The following bit of code is about as minimal as I can make it, I think. The update_meta_fig() function is the one that results in very slow behavior, the make_meta_fig() one just creates the subplots, and actually runs pretty fast, even though it seems like it should be doing a lot more work.
from functools import partial
import panel as pn
import plotly.graph_objects as go
from plotly.subplots import make_subplots
pn.extension('plotly')
def make_meta_fig(mandated_width, nb_points):
nb_figures = 40
meta_fig = make_subplots(cols=1, rows=nb_figures)
# Initially empty trace to be updated by the user later on
xSeries = list(range(nb_points))
ySeries = nb_points * [None]
events_trace = go.Scatter(x = xSeries, y = ySeries, name="registered events", mode="markers")
# Traces with fixed data
for i in range(nb_figures):
xSeries = list(range(nb_points))
ySeries = [i*x for x in xSeries]
my_trace = go.Scatter(x = xSeries, y = ySeries, name="fixed_data")
meta_fig.add_trace(my_trace, col=1, row=i+1)
meta_fig.add_trace(events_trace, col=1, row=i+1)
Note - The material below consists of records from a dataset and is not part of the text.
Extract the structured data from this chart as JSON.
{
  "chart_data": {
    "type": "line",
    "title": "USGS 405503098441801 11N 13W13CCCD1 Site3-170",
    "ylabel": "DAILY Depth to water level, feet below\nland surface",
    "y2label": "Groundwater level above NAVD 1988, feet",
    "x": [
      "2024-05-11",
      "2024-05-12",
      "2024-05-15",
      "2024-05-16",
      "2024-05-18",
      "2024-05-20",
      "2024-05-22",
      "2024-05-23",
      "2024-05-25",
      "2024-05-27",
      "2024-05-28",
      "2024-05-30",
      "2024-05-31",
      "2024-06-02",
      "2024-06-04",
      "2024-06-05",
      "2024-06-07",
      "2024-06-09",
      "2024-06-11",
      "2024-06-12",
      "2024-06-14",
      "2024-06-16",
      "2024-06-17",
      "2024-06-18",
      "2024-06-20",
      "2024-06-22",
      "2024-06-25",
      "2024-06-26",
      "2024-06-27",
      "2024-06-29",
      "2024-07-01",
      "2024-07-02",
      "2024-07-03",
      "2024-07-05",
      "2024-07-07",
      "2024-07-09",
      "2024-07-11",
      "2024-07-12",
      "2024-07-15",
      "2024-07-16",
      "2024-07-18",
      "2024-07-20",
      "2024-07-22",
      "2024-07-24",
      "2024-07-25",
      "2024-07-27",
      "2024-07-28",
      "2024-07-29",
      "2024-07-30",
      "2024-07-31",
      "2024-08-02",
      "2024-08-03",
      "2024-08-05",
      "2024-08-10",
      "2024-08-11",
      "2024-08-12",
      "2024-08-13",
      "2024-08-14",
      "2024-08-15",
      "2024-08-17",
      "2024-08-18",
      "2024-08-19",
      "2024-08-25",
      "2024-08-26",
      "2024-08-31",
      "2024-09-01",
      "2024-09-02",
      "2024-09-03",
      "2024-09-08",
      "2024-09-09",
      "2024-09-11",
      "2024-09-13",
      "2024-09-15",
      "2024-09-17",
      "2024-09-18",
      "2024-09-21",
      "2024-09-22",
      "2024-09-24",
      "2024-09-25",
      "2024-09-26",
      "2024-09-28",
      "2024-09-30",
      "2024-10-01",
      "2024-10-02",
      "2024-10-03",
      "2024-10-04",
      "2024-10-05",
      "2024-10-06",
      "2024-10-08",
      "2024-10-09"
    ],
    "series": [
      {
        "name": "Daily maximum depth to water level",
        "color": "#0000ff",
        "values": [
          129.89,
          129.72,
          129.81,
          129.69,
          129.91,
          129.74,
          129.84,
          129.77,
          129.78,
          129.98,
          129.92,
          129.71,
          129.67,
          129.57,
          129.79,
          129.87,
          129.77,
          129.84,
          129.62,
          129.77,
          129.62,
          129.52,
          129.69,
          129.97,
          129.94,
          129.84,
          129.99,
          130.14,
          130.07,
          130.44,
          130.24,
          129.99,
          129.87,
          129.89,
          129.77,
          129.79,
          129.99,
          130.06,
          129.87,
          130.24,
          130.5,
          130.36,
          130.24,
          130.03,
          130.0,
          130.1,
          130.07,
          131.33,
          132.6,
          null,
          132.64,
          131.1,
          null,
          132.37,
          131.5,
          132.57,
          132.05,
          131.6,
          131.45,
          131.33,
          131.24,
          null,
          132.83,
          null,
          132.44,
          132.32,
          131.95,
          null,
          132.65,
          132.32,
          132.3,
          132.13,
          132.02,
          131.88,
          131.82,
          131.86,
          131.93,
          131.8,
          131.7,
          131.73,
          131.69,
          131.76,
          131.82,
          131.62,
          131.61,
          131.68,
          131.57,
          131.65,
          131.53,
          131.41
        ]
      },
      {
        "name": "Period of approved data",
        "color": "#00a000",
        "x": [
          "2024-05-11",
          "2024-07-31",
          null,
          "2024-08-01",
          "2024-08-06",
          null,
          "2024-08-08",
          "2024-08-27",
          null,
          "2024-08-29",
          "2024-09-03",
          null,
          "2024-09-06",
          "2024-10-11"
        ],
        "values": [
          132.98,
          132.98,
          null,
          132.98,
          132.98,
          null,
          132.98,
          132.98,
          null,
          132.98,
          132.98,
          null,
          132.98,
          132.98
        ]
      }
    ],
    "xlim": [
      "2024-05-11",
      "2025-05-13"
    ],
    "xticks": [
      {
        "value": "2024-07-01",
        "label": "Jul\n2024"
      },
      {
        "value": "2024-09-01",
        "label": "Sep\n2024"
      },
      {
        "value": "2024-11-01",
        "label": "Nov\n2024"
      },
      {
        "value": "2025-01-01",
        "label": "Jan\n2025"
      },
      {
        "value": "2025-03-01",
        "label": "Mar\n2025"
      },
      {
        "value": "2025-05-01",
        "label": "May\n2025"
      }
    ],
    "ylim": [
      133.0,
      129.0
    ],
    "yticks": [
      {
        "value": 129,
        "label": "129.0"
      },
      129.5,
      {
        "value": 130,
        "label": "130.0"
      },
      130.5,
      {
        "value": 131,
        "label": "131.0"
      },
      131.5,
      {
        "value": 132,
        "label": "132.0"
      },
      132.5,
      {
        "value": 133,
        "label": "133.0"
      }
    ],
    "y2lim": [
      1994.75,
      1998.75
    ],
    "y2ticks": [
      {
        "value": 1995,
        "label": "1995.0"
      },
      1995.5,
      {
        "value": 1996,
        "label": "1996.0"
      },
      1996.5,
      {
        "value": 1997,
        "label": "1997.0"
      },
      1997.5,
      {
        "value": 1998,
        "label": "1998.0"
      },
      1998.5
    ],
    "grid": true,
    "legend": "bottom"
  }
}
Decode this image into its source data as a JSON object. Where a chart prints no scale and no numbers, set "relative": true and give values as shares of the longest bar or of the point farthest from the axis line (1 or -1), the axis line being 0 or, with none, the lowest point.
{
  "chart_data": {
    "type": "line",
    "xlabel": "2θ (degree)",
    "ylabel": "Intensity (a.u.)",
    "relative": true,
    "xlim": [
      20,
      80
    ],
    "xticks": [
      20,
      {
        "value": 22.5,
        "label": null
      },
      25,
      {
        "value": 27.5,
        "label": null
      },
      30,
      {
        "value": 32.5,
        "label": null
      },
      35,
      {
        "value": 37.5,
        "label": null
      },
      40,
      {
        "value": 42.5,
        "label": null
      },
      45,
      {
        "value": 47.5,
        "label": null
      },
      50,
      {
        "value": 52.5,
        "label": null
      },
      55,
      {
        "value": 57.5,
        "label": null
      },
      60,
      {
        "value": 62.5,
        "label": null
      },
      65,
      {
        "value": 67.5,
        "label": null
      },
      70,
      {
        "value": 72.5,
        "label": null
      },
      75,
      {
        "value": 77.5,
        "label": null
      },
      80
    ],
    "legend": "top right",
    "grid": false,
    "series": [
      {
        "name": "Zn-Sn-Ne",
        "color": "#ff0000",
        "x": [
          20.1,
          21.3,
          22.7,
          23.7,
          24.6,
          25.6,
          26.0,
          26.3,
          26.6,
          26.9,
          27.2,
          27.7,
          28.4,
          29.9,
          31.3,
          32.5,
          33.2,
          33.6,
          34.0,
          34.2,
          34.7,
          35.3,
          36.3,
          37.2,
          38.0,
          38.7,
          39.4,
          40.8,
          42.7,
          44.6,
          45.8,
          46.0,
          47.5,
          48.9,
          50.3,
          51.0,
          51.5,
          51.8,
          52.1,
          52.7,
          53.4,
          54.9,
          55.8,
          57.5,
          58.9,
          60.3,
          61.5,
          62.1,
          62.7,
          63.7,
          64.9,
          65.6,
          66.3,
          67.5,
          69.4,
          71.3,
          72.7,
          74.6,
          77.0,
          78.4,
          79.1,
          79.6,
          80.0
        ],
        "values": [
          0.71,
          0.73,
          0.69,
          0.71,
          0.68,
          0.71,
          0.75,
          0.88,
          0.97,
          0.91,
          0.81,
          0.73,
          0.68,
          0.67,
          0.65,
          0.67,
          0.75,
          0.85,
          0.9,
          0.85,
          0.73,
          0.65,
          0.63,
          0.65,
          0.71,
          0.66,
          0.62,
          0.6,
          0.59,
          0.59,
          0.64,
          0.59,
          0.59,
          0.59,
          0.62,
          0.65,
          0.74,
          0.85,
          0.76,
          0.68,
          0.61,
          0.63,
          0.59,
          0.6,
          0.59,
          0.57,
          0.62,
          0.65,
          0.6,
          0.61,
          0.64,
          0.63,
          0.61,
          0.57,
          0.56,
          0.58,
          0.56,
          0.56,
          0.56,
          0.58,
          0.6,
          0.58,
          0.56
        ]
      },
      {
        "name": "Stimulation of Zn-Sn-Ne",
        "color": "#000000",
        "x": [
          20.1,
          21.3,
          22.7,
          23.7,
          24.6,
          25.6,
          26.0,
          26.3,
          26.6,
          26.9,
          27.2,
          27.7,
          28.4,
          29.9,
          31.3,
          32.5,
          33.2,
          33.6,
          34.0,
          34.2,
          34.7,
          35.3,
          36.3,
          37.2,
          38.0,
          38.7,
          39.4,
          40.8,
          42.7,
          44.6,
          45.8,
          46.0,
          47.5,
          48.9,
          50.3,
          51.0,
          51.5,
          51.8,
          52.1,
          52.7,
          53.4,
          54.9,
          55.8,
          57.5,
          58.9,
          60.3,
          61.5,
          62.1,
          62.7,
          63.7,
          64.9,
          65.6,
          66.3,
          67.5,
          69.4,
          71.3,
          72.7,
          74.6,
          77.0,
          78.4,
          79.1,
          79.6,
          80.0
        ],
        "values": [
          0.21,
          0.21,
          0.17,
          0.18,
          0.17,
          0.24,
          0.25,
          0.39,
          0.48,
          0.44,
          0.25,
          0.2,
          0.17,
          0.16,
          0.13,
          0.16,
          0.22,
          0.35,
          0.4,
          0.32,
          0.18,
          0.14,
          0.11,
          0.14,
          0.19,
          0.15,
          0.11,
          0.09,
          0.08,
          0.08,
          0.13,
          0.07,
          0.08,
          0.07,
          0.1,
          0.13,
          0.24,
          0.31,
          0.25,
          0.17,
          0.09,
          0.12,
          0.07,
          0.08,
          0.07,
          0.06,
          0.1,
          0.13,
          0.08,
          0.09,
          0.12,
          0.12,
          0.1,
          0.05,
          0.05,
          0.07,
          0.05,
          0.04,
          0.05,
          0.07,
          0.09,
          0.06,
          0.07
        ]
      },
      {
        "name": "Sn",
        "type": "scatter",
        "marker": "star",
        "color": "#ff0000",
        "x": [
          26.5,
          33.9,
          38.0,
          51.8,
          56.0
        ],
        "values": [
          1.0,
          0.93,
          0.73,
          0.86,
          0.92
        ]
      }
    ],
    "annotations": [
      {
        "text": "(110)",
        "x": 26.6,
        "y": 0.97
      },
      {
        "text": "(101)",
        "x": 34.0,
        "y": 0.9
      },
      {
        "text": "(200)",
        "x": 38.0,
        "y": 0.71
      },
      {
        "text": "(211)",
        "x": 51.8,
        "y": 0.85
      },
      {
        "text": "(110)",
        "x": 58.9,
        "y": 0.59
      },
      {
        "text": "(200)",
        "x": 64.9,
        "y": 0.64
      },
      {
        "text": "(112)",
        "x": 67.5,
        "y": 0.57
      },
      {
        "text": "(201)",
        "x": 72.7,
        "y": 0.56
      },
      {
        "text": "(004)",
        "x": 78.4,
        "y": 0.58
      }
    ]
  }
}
meta_fig.update_layout(height = nb_figures * 100, width = mandated_width)
return(meta_fig)
def update_meta_fig(meta_fig, nb_figures, nb_points, event):
list_trace = nb_points * [None]
list_trace[42] = 84
new_trace = tuple(list_trace)
for trace in meta_fig["data"]:
if trace["name"] == "registered events":
trace["y"] = new_trace
def main():
nb_figures = 40
pn.extension()
gb = pn.GridBox(ncols = 1)
FIXED_WIDTH = 600
nb_points = 500
meta_fig = make_meta_fig(FIXED_WIDTH, nb_points)
plot_panel = pn.pane.Plotly(meta_fig, width=FIXED_WIDTH)
gb.append(plot_panel)
validationButton = pn.widgets.Button(name='Validate', button_type='primary')
validationButton.on_click(partial(update_meta_fig, meta_fig, nb_figures, nb_points))
gb.append(validationButton)
return(gb)
if __name__.startswith("bokeh"):
dashboard = main()
dashboard.servable()
Looking at the code I see you update the meta_fig Plotly Figure object in place when the button is clicked. I actually don’t understand why this updates the plot. I would have expected you need to update the plot_panel.object to get it to update.
What you can do is instead take a copy of the existing object go.Figure(meta_fig), update it in place and then update the plot_panel.object.
It updates in ~1½ seconds for me.
from functools import partial
import panel as pn
import plotly.graph_objects as go
from plotly.subplots import make_subplots
pn.extension('plotly')
FIXED_WIDTH = 600
def make_meta_fig(mandated_width, nb_points):
nb_figures = 40
meta_fig = make_subplots(cols=1, rows=nb_figures)
# Initially empty trace to be updated by the user later on
xSeries = list(range(nb_points))
ySeries = nb_points * [None]
events_trace = go.Scatter(x = xSeries, y = ySeries, name="registered events", mode="markers")
# Traces with fixed data
for i in range(nb_figures):
xSeries = list(range(nb_points))
ySeries = [i*x for x in xSeries]
my_trace = go.Scatter(x = xSeries, y = ySeries, name="fixed_data")
meta_fig.add_trace(my_trace, col=1, row=i+1)
meta_fig.add_trace(events_trace, col=1, row=i+1)
meta_fig.update_layout(height = nb_figures * 100, width = mandated_width)
return meta_fig
def update_meta_fig(meta_fig, nb_figures, nb_points):
meta_fig = go.Figure(meta_fig)
list_trace = nb_points * [None]
list_trace[42] = 84
new_trace = tuple(list_trace)
for trace in meta_fig["data"]:
if trace["name"] == "registered events":
trace["y"] = new_trace
return meta_fig
def main():
nb_figures = 40
pn.extension()
gb = pn.GridBox(ncols = 1)
nb_points = 500
meta_fig = make_meta_fig(FIXED_WIDTH, nb_points)
plot_panel = pn.pane.Plotly(meta_fig, width=FIXED_WIDTH)
gb.append(plot_panel)
validationButton = pn.widgets.Button(name='Validate', button_type='primary')
@pn.depends(validationButton, watch=True)
def update(event):
plot_panel.object = update_meta_fig(meta_fig, nb_figures, nb_points)
gb.append(validationButton)
return(gb)
if __name__.startswith("bokeh"):
dashboard = main()
dashboard.servable()
Thank you very much, Marc, that is indeed much faster, including on my actual code in addition to the minimal example provided here. If I understand the code you referenced in the GitHub issue correctly, any change to a figure will send a message that Panel will interpret as a signal to refresh the pane, right?